Portugal Telecom that owned 34 percent of MTC through its African subsidiary Africatel swapped its shares with Samba Luxco in June to settle a boardroom squabble. The shareholding is worth in excess of N$1,13 billion, according to independent evaluation documentations tabled in late 2014.
Questions have also been raised about how the swapping of shareholding will affect MTC’s technical capacity, questions that the telecommunications firm skirted when approached for comment.
Asked to clarify the issue, MTC managing director Miguel Geraldes said Africatel submitted all information on the asset swap in the “correct timeframe”, thus “complying with the Shareholders’ Agreement, the Article of Association and the Namibian Companies Act. Because of the aforementioned, Africatel remains in consultation with the Namibian parties to receive the above consent.”
Geraldes did not address the question of the technical support that MTC received from Portugal Telecom, which as a large integrated telecommunication company had “the power to set and control financial and operating policies” of MTC, according to Shareholders’ Agreement documents seen by New Era.
Geraldes was asked to shed light on whether the departure of Portugal Telecom and the transfer of its shares to Samba Luxco means that MTC no longer has access to the technical support that Portugal Telecom provided, because Samba Luxco as a private equity investor has no capacity to provide similar technical support.

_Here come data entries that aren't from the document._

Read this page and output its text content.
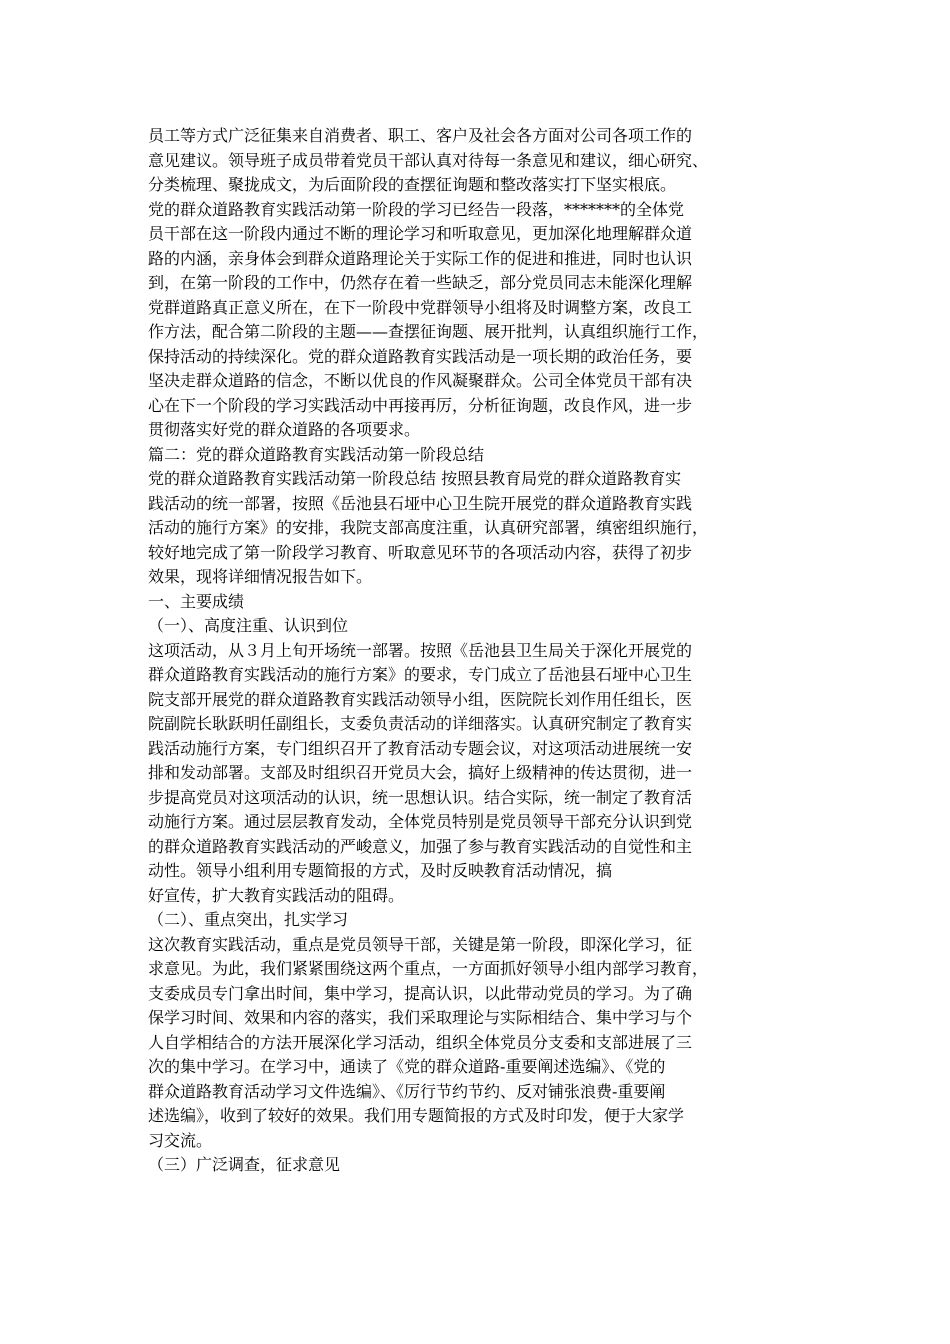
员工等方式广泛征集来自消费者、职工、客户及社会各方面对公司各项工作的
意见建议。领导班子成员带着党员干部认真对待每一条意见和建议，细心研究、
分类梳理、聚拢成文，为后面阶段的查摆征询题和整改落实打下坚实根底。
党的群众道路教育实践活动第一阶段的学习已经告一段落，*******的全体党
员干部在这一阶段内通过不断的理论学习和听取意见，更加深化地理解群众道
路的内涵，亲身体会到群众道路理论关于实际工作的促进和推进，同时也认识
到，在第一阶段的工作中，仍然存在着一些缺乏，部分党员同志未能深化理解
党群道路真正意义所在，在下一阶段中党群领导小组将及时调整方案，改良工
作方法，配合第二阶段的主题——查摆征询题、展开批判，认真组织施行工作，
保持活动的持续深化。党的群众道路教育实践活动是一项长期的政治任务，要
坚决走群众道路的信念，不断以优良的作风凝聚群众。公司全体党员干部有决
心在下一个阶段的学习实践活动中再接再厉，分析征询题，改良作风，进一步
贯彻落实好党的群众道路的各项要求。
篇二：党的群众道路教育实践活动第一阶段总结
党的群众道路教育实践活动第一阶段总结 按照县教育局党的群众道路教育实
践活动的统一部署，按照《岳池县石垭中心卫生院开展党的群众道路教育实践
活动的施行方案》的安排，我院支部高度注重，认真研究部署，缜密组织施行，
较好地完成了第一阶段学习教育、听取意见环节的各项活动内容，获得了初步
效果，现将详细情况报告如下。
一、主要成绩
（一）、高度注重、认识到位
这项活动，从３月上旬开场统一部署。按照《岳池县卫生局关于深化开展党的
群众道路教育实践活动的施行方案》的要求，专门成立了岳池县石垭中心卫生
院支部开展党的群众道路教育实践活动领导小组，医院院长刘作用任组长，医
院副院长耿跃明任副组长，支委负责活动的详细落实。认真研究制定了教育实
践活动施行方案，专门组织召开了教育活动专题会议，对这项活动进展统一安
排和发动部署。支部及时组织召开党员大会，搞好上级精神的传达贯彻，进一
步提高党员对这项活动的认识，统一思想认识。结合实际，统一制定了教育活
动施行方案。通过层层教育发动，全体党员特别是党员领导干部充分认识到党
的群众道路教育实践活动的严峻意义，加强了参与教育实践活动的自觉性和主
动性。领导小组利用专题简报的方式，及时反映教育活动情况，搞
好宣传，扩大教育实践活动的阻碍。
（二）、重点突出，扎实学习
这次教育实践活动，重点是党员领导干部，关键是第一阶段，即深化学习，征
求意见。为此，我们紧紧围绕这两个重点，一方面抓好领导小组内部学习教育，
支委成员专门拿出时间，集中学习，提高认识，以此带动党员的学习。为了确
保学习时间、效果和内容的落实，我们采取理论与实际相结合、集中学习与个
人自学相结合的方法开展深化学习活动，组织全体党员分支委和支部进展了三
次的集中学习。在学习中，通读了《党的群众道路-重要阐述选编》、《党的
群众道路教育活动学习文件选编》、《厉行节约节约、反对铺张浪费-重要阐
述选编》，收到了较好的效果。我们用专题简报的方式及时印发，便于大家学
习交流。
（三）广泛调查，征求意见
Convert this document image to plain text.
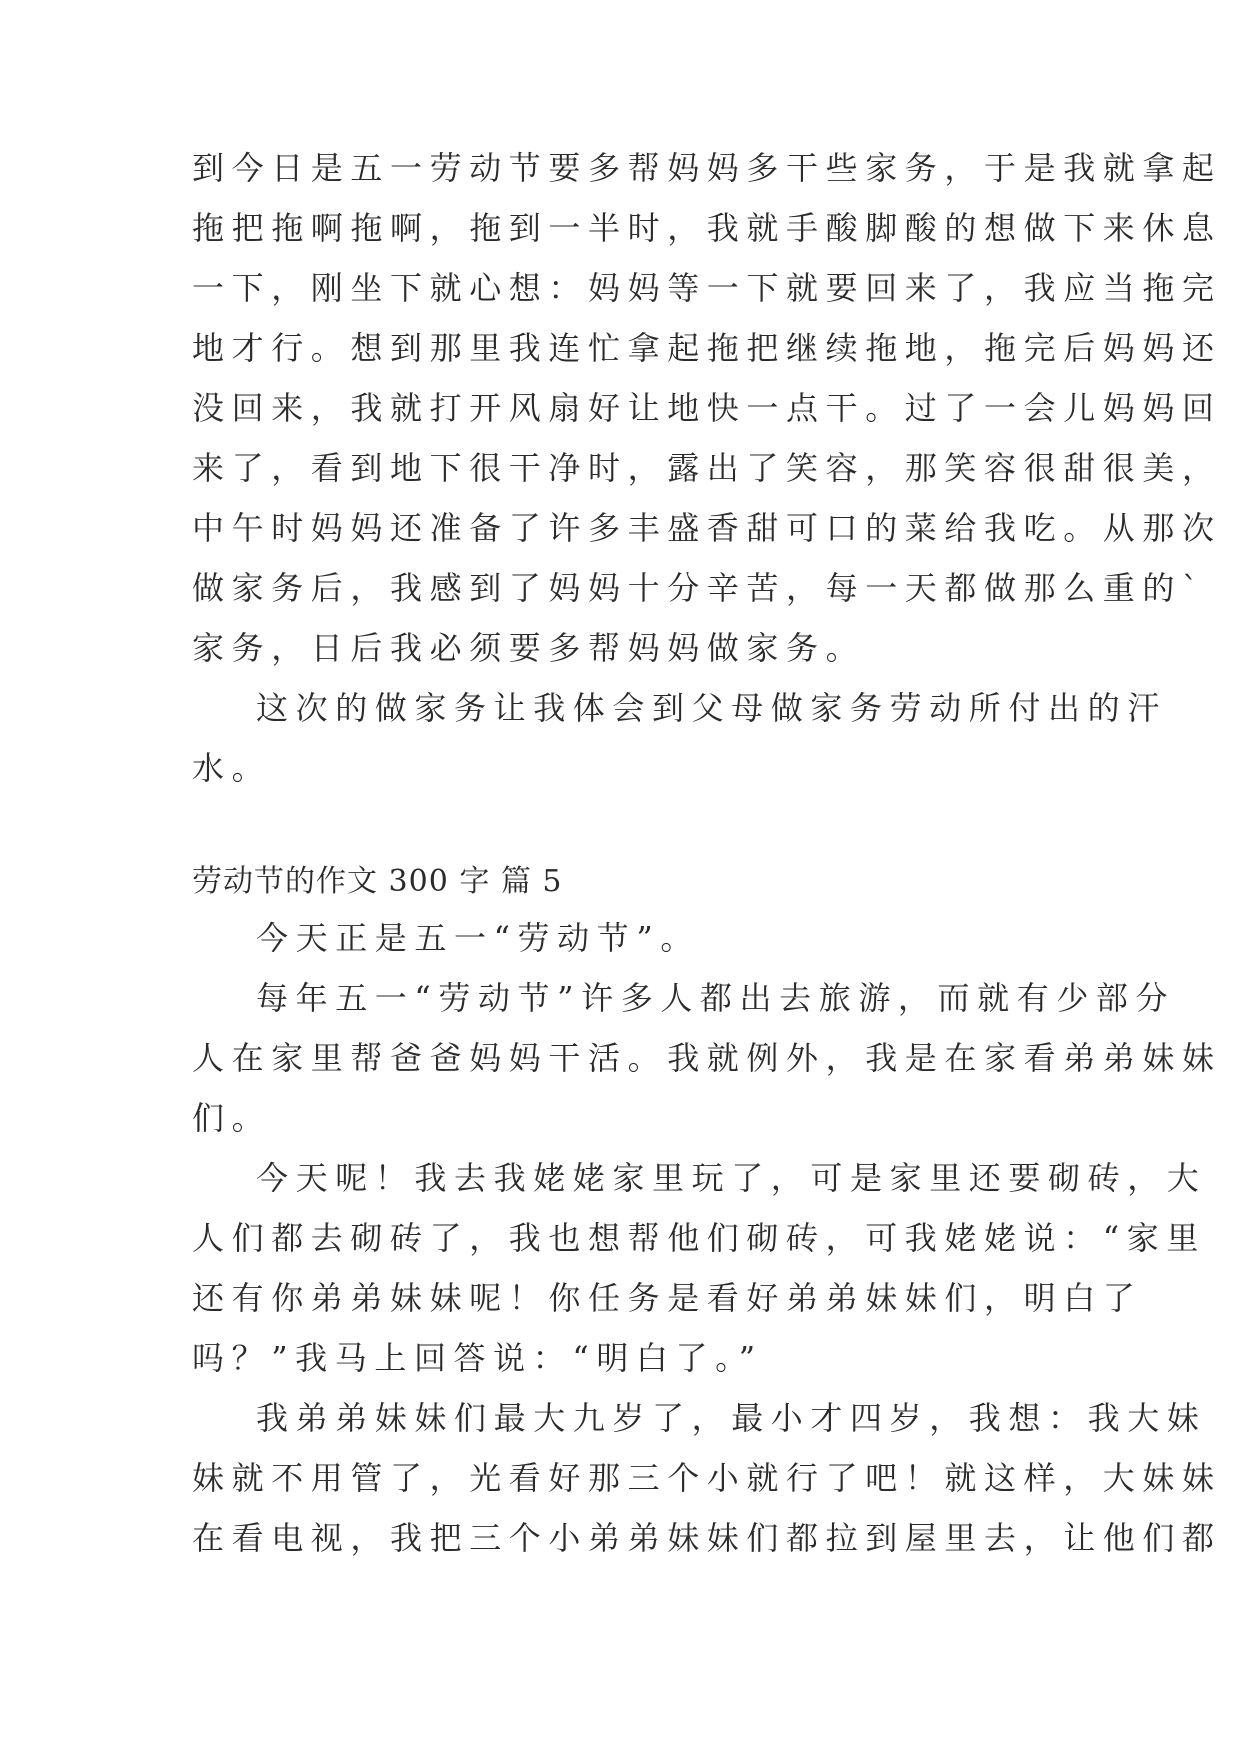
到今日是五一劳动节要多帮妈妈多干些家务，于是我就拿起
拖把拖啊拖啊，拖到一半时，我就手酸脚酸的想做下来休息
一下，刚坐下就心想：妈妈等一下就要回来了，我应当拖完
地才行。想到那里我连忙拿起拖把继续拖地，拖完后妈妈还
没回来，我就打开风扇好让地快一点干。过了一会儿妈妈回
来了，看到地下很干净时，露出了笑容，那笑容很甜很美，
中午时妈妈还准备了许多丰盛香甜可口的菜给我吃。从那次
做家务后，我感到了妈妈十分辛苦，每一天都做那么重的`
家务，日后我必须要多帮妈妈做家务。
这次的做家务让我体会到父母做家务劳动所付出的汗
水。
劳动节的作文 300 字 篇 5
今天正是五一“劳动节”。
每年五一“劳动节”许多人都出去旅游，而就有少部分
人在家里帮爸爸妈妈干活。我就例外，我是在家看弟弟妹妹
们。
今天呢！我去我姥姥家里玩了，可是家里还要砌砖，大
人们都去砌砖了，我也想帮他们砌砖，可我姥姥说：“家里
还有你弟弟妹妹呢！你任务是看好弟弟妹妹们，明白了
吗？”我马上回答说：“明白了。”
我弟弟妹妹们最大九岁了，最小才四岁，我想：我大妹
妹就不用管了，光看好那三个小就行了吧！就这样，大妹妹
在看电视，我把三个小弟弟妹妹们都拉到屋里去，让他们都
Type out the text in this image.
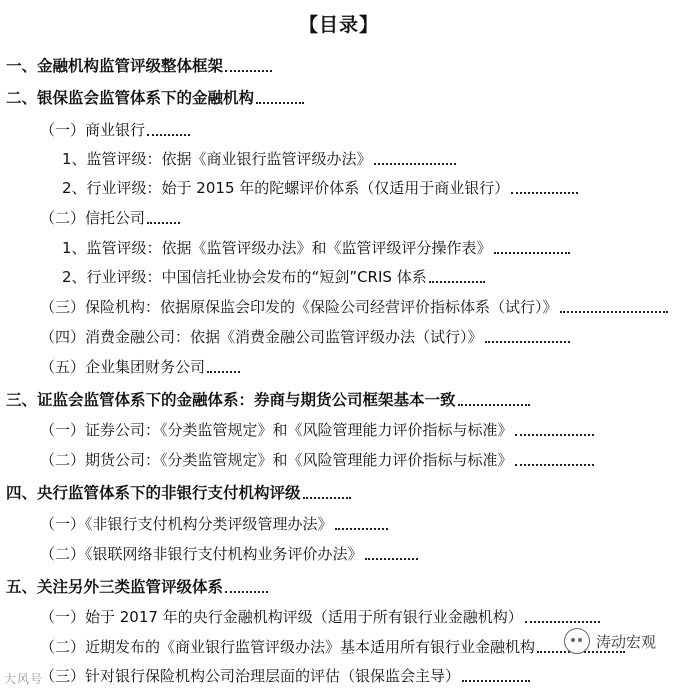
【目录】
一、金融机构监管评级整体框架
二、银保监会监管体系下的金融机构
（一）商业银行
1、监管评级：依据《商业银行监管评级办法》
2、行业评级：始于 2015 年的陀螺评价体系（仅适用于商业银行）
（二）信托公司
1、监管评级：依据《监管评级办法》和《监管评级评分操作表》
2、行业评级：中国信托业协会发布的“短剑”CRIS 体系
（三）保险机构：依据原保监会印发的《保险公司经营评价指标体系（试行）》
（四）消费金融公司：依据《消费金融公司监管评级办法（试行）》
（五）企业集团财务公司
三、证监会监管体系下的金融体系：券商与期货公司框架基本一致
（一）证券公司：《分类监管规定》和《风险管理能力评价指标与标准》
（二）期货公司：《分类监管规定》和《风险管理能力评价指标与标准》
四、央行监管体系下的非银行支付机构评级
（一）《非银行支付机构分类评级管理办法》
（二）《银联网络非银行支付机构业务评价办法》
五、关注另外三类监管评级体系
（一）始于 2017 年的央行金融机构评级（适用于所有银行业金融机构）
（二）近期发布的《商业银行监管评级办法》基本适用所有银行业金融机构
（三）针对银行保险机构公司治理层面的评估（银保监会主导）
涛动宏观
大风号
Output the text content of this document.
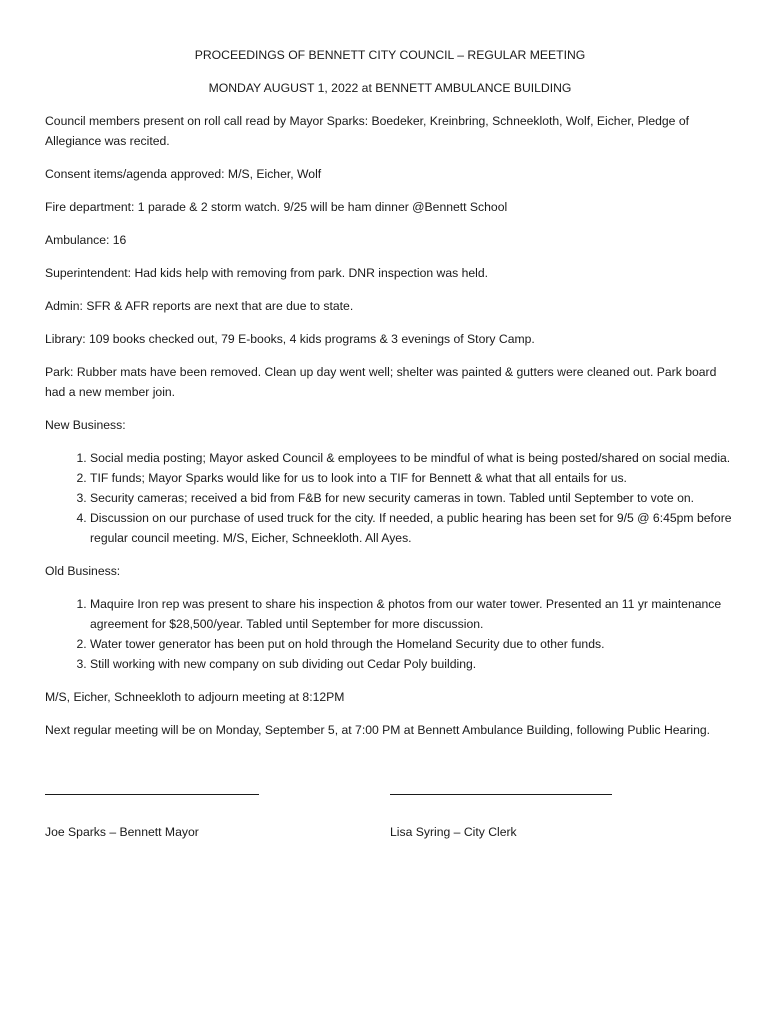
PROCEEDINGS OF BENNETT CITY COUNCIL – REGULAR MEETING
MONDAY AUGUST 1, 2022 at BENNETT AMBULANCE BUILDING

Council members present on roll call read by Mayor Sparks: Boedeker, Kreinbring, Schneekloth, Wolf, Eicher, Pledge of Allegiance was recited.

Consent items/agenda approved: M/S, Eicher, Wolf

Fire department: 1 parade & 2 storm watch. 9/25 will be ham dinner @Bennett School

Ambulance: 16

Superintendent: Had kids help with removing from park. DNR inspection was held.

Admin: SFR & AFR reports are next that are due to state.

Library: 109 books checked out, 79 E-books, 4 kids programs & 3 evenings of Story Camp.

Park: Rubber mats have been removed. Clean up day went well; shelter was painted & gutters were cleaned out. Park board had a new member join.

New Business:

1. Social media posting; Mayor asked Council & employees to be mindful of what is being posted/shared on social media.
2. TIF funds; Mayor Sparks would like for us to look into a TIF for Bennett & what that all entails for us.
3. Security cameras; received a bid from F&B for new security cameras in town. Tabled until September to vote on.
4. Discussion on our purchase of used truck for the city. If needed, a public hearing has been set for 9/5 @ 6:45pm before regular council meeting. M/S, Eicher, Schneekloth. All Ayes.

Old Business:

1. Maquire Iron rep was present to share his inspection & photos from our water tower. Presented an 11 yr maintenance agreement for $28,500/year. Tabled until September for more discussion.
2. Water tower generator has been put on hold through the Homeland Security due to other funds.
3. Still working with new company on sub dividing out Cedar Poly building.

M/S, Eicher, Schneekloth to adjourn meeting at 8:12PM

Next regular meeting will be on Monday, September 5, at 7:00 PM at Bennett Ambulance Building, following Public Hearing.

Joe Sparks – Bennett Mayor	Lisa Syring – City Clerk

Geraldes, however, advised that caution be exercised “when advancing scenarios that could generate confusion within the Namibian telecommunication industry, particularly the employees of MTC, as well the relationship with the very significant Namibian population.”
He referred to the notice to market that Oi, the parent company of Portugal Telecom, issued in June, announcing the swapping of assets with Samba Luxco.
The statement does not say much though, besides announcing the agreement to swap assets. The finalisation of the settlement and share exchange agreement are still “subject to necessary regulatory and anti-trust approvals being obtained”.
The share exchange agreement was reached to settle a dispute that arose after Portugal Telecom’s new Brazilian parent company, Oi, started selling its assets to pay its debts and moved to sell Portugal Telecom assets.
Samba Luxco held 25 percent in Africatel through Helios and notified Oi that it cannot sell Africatel, because of a standing shareholder agreement that obliged Oi, as majority shareholder, to buy out Samba Luxco’s shares at an agreed price before selling off the entire portfolio and risking the possibility of not making enough profit for other shareholders in Africatel.
While Samba took the matter for international arbitration, Oi directors came up with what they considered the best option for a settlement. They gave to Samba the crown jewels in Africatel, MTC shares. In return Samba would cut its Africatel shareholdings from 25 to 14 percent.